St. Onge Company Links Supply Chain Blog
Strengthening your supply chain one link at a time.

Outsourcing Warehouse Operations – What Do You Need?

In my previous blog, which you can find here, I addressed best practices when considering the insource vs. outsource decision for managing transportation within an organization.  Many of the same principles apply when considering the same decision regarding warehouse management.  If the chosen strategy is to outsource warehouse operations, it is paramount that the bidding community understands all operational requirements in the most detailed levels possible.  It is best to provide these operations details via six components – Receiving, Putaway, Storing, Picking, Packing and Shipping.

To elaborate on this point, let’s take a look at those processes and information needed to define the requirements of each:

  1. Receiving
    • How many trailers/containers arrive per day/week?
    • What is the percentage of floor-loaded vs. palletized loads?
    • How many average SKU’s are on each pallet?

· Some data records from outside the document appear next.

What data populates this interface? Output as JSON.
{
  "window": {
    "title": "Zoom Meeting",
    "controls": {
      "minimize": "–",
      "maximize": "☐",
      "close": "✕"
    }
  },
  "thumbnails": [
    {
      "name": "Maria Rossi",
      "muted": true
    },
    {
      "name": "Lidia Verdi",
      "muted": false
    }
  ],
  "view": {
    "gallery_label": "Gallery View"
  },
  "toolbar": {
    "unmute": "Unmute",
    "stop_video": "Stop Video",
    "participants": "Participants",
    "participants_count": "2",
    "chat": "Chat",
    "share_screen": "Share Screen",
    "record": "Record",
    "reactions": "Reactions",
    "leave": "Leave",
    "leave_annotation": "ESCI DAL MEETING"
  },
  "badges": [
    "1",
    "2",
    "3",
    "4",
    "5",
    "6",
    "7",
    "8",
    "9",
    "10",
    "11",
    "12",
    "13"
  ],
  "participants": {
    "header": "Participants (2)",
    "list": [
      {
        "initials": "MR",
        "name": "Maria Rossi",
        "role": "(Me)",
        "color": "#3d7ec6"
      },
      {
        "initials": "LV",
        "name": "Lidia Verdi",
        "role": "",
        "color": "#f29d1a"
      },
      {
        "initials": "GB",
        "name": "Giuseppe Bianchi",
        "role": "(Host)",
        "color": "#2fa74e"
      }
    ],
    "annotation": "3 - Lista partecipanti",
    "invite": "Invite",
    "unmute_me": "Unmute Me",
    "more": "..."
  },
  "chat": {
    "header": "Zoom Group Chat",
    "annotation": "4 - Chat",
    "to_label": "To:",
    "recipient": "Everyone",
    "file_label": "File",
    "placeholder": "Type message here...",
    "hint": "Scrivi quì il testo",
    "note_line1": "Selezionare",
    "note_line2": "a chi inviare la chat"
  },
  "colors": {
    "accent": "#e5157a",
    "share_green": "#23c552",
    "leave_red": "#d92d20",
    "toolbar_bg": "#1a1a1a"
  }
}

Each load?
    • What is the inspection/quality control and receiving process?
  2. Putaway
    • What is the putaway process (to include new SKU’s)?
    • Does the system direct the employee to a location?
    • Who is responsible for maintaining the SKU Master?
    • Is the process different for backordered items versus regular stock items?
    • What is the process for damaged SKU’s?
  3. Storing
    • How many pallets on-hand will be needed? Seasonality based?
    • Any special storage requirements (i.e. Heavy/long product)?
    • Is product stackable? How high?
    • Is any product considered Hazmat? What classification?
    • Are there any temperature/humidity requirements?
    • Are there storage methods that must be followed (i.e., FEFO, FIFO)?
  4. Picking
    • Are there picking methods that must be followed (i.e., FEFO, FIFO)?
    • How many full pallet, case and each picks will be completed on an annual basis?
    • What are the picking profiles (cases per line, lines per order, etc.)?
    • Are there unique processes when picking sample items?
    • What is the verification process to ensure accurate picking of SKU’s and quantities?
  5. Packing
    • What is the labeling process for each mode?
    • How do packing processes differ by customer, including third-party fulfillment providers (i.e. Amazon)?
    • What is the expected number of overpacks needed for the case and each picks?
    • What value-added services are required during the packing process?
  6. Shipping
    • What is the process for arranging and selecting carriers for pickups?
    • What is the process for arranging customer deliveries and receiving delivery confirmations?
    • How many shipments by mode are expected on an annual basis?
    • What percentage of shipments are floor-loaded versus palletized by mode?

There are also common requirements across all processes, such as:

  • What material handling equipment is needed across all processes?
  • What is the technology infrastructure required to execute the processes (i.e. EDI connections, supplier/customer web portals, warehouse management system)

A best-in-class warehouse RFP contains answers to all of these questions, as well as any unique operational characteristics that require additional labor, material handling equipment, IT infrastructure and storage requirements.  This will help obtain the ultimate goal of an apples-to-apples comparison of bid responses and selection of the warehouse services provider.